Funktioniert hat all das nicht. Im Gegenteil hat die Hisbollah in den vergangenen Jahrzehnten einen rasanten Aufstieg erlebt. Heute sei sie, sagt der Experte Daher, ein um so festerer Bestandteil des »kapitalistischen und konfessionsgebundenen Systems im Libanon«. Sie kooperiere »mit wichtigen Familien, Stämmen und bürgerlichen Clans«. In vielerlei Hinsicht stärke die Hisbollah »die bestehende Ordnung, nämlich ein System, das mehr auf primären Identitäten - Familie, Sekten, politische Partei - als auf sozialen Rechten beruht.« Deshalb habe sie letztlich vor allem zum Ziel, das »konfessionsgebundene und neoliberale System« zu erhalten.

Der internationale Versuch, die Hisbollah zu isolieren, hat eher das Gegenteil bewirkt. Christen und Schiiten haben sich angenähert. Gerade in jüngeren Jahren schürte die Aufnahme von über einer Million - großteils sunnitischen - syrischen Kriegsflüchtlingen in dem kleinen Land die christliche wie schiitische Angst vor einer Verschiebung der demografischen Kräfteverhältnisse.

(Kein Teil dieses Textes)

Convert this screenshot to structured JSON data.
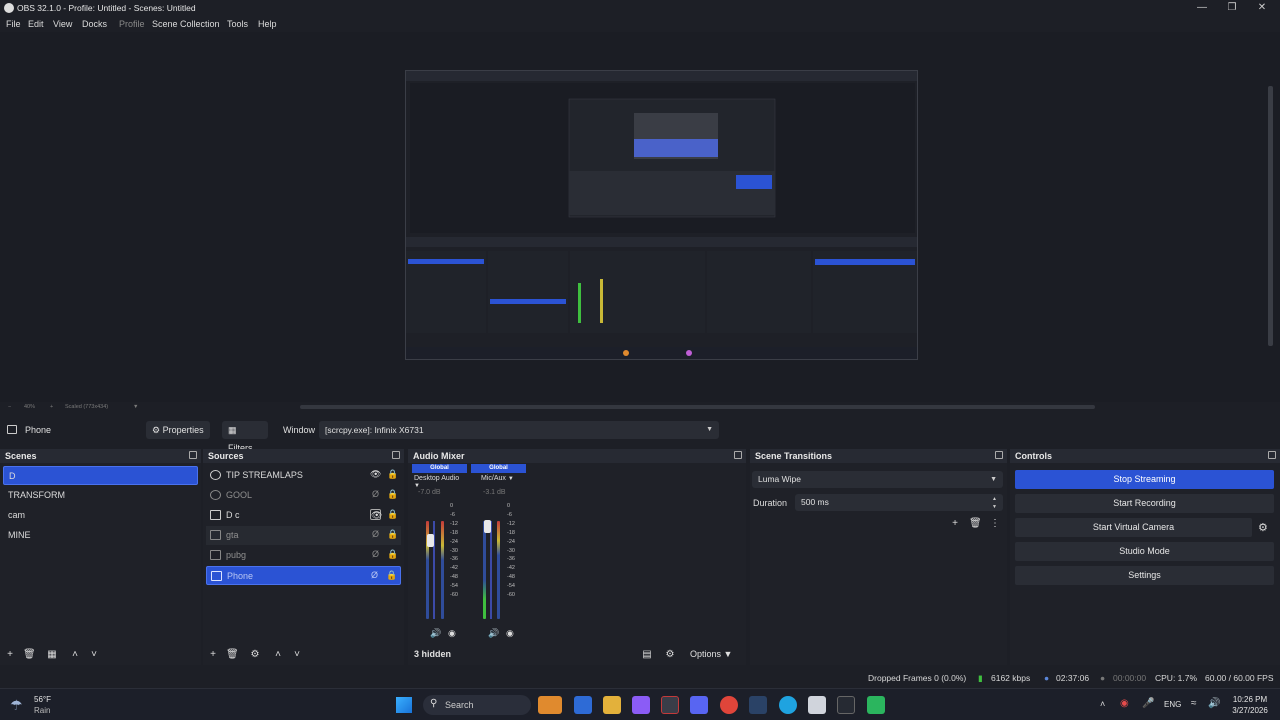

Die derzeitigen Proteste auf den Straßen Libanons richten sich dezidiert gegen das System als Ganzes. Wie Emmanuel Macron hat auch der deutsche Außenminister Heiko Maas seine Unterstützung für die Bestrebungen der Menschen geäußert. »Das Land braucht jetzt einen kraftvollen Aufbruch und es braucht tiefgreifende wirtschaftliche Reformen«, sagte Maas jüngst vor seinem Flug nach Beirut. Welche Art von »Reformen« im Libanon tatsächlich dringlich sind, bleibt dabei offen. Klar ist hingegen, dass das viele Geld, das seit Jahren und nun wieder als humanitäre oder Entwicklungshilfe ins Land gespült wird, höchstwahrscheinlich in den Händen eines korrupten Systems landet - in das sich auch ein Akteur wie die Hisbollah gut eingefügt hat - nicht zuletzt wegen ihrer internationalen Isolierung.